Fair Distribution of Digital Payments: Balancing Transaction Flows for Regulatory Compliance
Title: Ensuring Equitable Digital Payment Distribution: Harmonizing Transaction Routing for Regulatory Adherence
Abstract:
The dominance of India’s digital financial landscape by just two Unified Payments Interface (UPI) applications, PhonePe and Google Pay, has sparked significant debate regarding market duopoly. In response to these concentration concerns, the National Payments Corporation of India (NPCI) has introduced a regulatory cap limiting any single UPI app to a maximum of 30% of the total transaction volume. However, implementing this restriction presents a substantial computational hurdle: determining how to reallocate user transactions among various apps to adhere to these capacity limits without inducing widespread user disruption.

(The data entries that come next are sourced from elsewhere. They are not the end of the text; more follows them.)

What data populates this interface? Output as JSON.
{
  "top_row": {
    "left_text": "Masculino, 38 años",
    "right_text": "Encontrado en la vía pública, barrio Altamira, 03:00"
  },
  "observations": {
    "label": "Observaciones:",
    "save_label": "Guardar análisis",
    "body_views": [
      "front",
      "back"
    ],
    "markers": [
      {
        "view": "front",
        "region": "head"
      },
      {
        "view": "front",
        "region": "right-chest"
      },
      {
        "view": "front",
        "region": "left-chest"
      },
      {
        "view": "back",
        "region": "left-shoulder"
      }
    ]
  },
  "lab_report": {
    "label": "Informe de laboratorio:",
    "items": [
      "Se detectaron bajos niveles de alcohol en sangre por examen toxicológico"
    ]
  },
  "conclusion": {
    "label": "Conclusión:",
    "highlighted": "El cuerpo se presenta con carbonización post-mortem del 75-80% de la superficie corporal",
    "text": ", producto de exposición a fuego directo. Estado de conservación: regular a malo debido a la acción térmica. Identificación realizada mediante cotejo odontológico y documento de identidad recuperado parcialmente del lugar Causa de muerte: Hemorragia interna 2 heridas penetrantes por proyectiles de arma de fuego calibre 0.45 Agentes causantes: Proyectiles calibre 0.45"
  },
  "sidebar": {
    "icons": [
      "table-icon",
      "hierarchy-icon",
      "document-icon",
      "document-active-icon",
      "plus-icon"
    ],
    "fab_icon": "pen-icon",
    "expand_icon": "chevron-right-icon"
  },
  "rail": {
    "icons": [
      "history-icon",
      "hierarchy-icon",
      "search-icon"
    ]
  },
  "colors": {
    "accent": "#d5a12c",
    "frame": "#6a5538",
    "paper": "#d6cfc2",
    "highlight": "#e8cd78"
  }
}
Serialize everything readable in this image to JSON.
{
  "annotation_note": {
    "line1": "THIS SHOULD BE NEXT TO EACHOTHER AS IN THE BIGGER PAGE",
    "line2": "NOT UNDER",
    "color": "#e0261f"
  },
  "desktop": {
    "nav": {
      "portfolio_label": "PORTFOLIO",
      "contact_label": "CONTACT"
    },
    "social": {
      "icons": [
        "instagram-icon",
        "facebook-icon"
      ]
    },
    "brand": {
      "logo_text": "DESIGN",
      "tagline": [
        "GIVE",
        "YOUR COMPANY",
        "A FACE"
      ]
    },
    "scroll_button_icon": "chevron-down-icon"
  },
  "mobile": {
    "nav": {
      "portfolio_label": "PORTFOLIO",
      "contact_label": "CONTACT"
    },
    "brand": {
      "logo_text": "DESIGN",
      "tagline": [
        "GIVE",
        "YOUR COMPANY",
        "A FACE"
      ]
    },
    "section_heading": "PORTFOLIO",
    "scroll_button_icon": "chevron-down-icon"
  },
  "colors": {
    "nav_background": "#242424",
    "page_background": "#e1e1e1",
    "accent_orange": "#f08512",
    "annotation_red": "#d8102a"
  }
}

This study formalizes this redistribution challenge as the Minimum Edge Activation Flow (MEAF) problem within a bipartite network comprising users and applications. In this model, establishing a new connection between a user and an app signifies a new application installation. The primary goal is to achieve a feasible flow that respects the specified app capacities while simultaneously minimizing the number of additional activations required. We demonstrate that the MEAF problem is NP-Complete.
To overcome these computational difficulties, we introduce scalable heuristics known as the Decoupled Two-Stage Allocation Strategy (DTAS). This approach leverages the inherent structure of the flow and the potential for capacity reuse. Our experiments, conducted on large-scale semi-synthetic transaction network data, indicate that DTAS generates solutions nearly identical to those of the optimal Integer Linear Programming (ILP) model within seconds. This provides a rapid and practical mechanism for enforcing transaction caps in a manner that is both fair and efficient.